It’s a lot to pack in, and the film suffers from some typical biopic problems. The water is wide but not necessarily deep. We get a good if not always historically accurate overview of Mercury’s history with his band, but we don’t really learn much about what drove them, personally or musically. The other members of the band are largely only there are foils for their front man and never really come across as much other than a good bunch of guys usually shaking their heads at wacky ol’ Freddie.

Bohemian Rhapsody’s biggest problem is that it is formulaic. It is structured like many other rock movies – it opens with the artist about to perform an iconic show but then casts the viewer back to how it all began, so the film can then end with that performance that we all know is coming. Whether it’s Cash at Folsom or Mercury at Wembley, the formula is the same. The irony is that Queen was one of the least formulaic bands ever. Their music was such an unpredictable mishmash of rock, boogie-woogie, opera, country, and everything else they could throw in there, this somewhat predicable film hardly does the spirit of their music justice.

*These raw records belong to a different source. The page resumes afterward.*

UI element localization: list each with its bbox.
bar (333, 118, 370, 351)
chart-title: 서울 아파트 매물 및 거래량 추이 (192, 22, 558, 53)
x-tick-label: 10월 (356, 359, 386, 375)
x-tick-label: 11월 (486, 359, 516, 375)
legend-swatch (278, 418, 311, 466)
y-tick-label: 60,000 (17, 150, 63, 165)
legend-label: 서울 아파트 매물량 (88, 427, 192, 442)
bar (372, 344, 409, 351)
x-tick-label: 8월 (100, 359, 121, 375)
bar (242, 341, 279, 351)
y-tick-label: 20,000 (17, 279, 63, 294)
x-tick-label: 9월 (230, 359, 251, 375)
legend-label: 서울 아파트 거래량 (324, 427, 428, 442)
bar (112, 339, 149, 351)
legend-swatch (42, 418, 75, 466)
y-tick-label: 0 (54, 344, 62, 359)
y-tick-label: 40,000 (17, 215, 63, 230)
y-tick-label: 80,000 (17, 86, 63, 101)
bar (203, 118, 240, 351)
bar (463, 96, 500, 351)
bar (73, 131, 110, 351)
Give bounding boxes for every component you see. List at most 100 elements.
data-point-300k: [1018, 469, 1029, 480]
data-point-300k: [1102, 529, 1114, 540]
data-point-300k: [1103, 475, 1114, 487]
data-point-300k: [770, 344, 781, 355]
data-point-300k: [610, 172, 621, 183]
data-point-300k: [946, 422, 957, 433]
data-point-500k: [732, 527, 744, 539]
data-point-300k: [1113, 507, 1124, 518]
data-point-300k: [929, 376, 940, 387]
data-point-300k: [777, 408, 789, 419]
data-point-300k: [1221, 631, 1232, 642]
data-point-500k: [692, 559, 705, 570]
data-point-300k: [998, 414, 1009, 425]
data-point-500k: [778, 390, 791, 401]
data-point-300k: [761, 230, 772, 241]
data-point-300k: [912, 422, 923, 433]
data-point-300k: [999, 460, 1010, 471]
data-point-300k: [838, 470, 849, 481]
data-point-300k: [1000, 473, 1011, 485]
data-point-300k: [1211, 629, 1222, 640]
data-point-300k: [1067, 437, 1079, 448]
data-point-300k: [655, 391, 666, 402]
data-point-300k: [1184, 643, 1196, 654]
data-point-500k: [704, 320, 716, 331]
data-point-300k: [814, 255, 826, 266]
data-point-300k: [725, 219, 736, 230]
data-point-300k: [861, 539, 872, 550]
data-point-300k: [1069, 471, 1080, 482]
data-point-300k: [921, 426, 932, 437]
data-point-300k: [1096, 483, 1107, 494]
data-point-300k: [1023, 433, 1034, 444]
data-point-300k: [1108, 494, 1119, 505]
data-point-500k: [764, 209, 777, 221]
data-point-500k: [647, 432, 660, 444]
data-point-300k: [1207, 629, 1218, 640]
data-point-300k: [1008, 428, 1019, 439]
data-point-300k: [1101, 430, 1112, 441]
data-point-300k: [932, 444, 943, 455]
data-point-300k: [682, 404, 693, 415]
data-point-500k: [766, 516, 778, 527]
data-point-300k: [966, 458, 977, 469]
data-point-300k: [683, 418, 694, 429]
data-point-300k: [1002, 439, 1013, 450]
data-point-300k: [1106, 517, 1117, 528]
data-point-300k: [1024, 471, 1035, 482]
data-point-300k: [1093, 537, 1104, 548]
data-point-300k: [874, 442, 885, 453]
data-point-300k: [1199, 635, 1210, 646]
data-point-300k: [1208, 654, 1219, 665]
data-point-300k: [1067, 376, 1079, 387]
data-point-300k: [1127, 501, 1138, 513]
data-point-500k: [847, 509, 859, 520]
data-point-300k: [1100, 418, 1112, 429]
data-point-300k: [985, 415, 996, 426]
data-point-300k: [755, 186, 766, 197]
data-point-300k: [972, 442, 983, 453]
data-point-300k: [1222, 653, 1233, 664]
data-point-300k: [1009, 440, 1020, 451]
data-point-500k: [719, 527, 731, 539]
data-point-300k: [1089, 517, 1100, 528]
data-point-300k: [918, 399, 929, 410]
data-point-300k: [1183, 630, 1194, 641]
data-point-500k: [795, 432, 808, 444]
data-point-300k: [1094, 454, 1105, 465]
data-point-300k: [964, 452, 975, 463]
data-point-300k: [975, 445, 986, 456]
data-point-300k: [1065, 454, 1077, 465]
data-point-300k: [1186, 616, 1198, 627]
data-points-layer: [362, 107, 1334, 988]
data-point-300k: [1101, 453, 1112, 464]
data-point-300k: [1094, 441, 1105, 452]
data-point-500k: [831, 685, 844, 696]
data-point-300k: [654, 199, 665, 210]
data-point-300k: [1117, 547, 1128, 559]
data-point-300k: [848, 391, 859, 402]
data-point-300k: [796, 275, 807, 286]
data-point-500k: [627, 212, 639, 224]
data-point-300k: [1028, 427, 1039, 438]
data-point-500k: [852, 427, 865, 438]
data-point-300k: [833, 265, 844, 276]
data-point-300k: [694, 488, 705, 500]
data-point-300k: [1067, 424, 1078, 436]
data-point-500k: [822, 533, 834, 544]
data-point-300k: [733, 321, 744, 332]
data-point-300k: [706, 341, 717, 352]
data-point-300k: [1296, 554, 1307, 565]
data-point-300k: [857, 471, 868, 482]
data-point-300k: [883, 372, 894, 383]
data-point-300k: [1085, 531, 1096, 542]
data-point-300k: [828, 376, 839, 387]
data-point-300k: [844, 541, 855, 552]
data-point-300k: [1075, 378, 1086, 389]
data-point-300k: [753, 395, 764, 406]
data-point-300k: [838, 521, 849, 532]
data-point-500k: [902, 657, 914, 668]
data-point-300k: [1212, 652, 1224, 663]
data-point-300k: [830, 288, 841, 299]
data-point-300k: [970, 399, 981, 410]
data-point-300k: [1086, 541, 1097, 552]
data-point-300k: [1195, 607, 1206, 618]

However, having said that, when the film just centers on the band and Rami Malek’s wonderful performance as Mercury, the concerns about predictability and formula just sort of melt away. The music, as ever, is propulsive, electrifying, and downright fun. The recreation of the band’s exhilarating twenty minute set for Live Aid is joyous and almost as good as the real thing. Bohemian Rhapsody as a film is hardly groundbreaking, but it does do a surprisingly effective job of capturing what made Queen a groundbreaking band.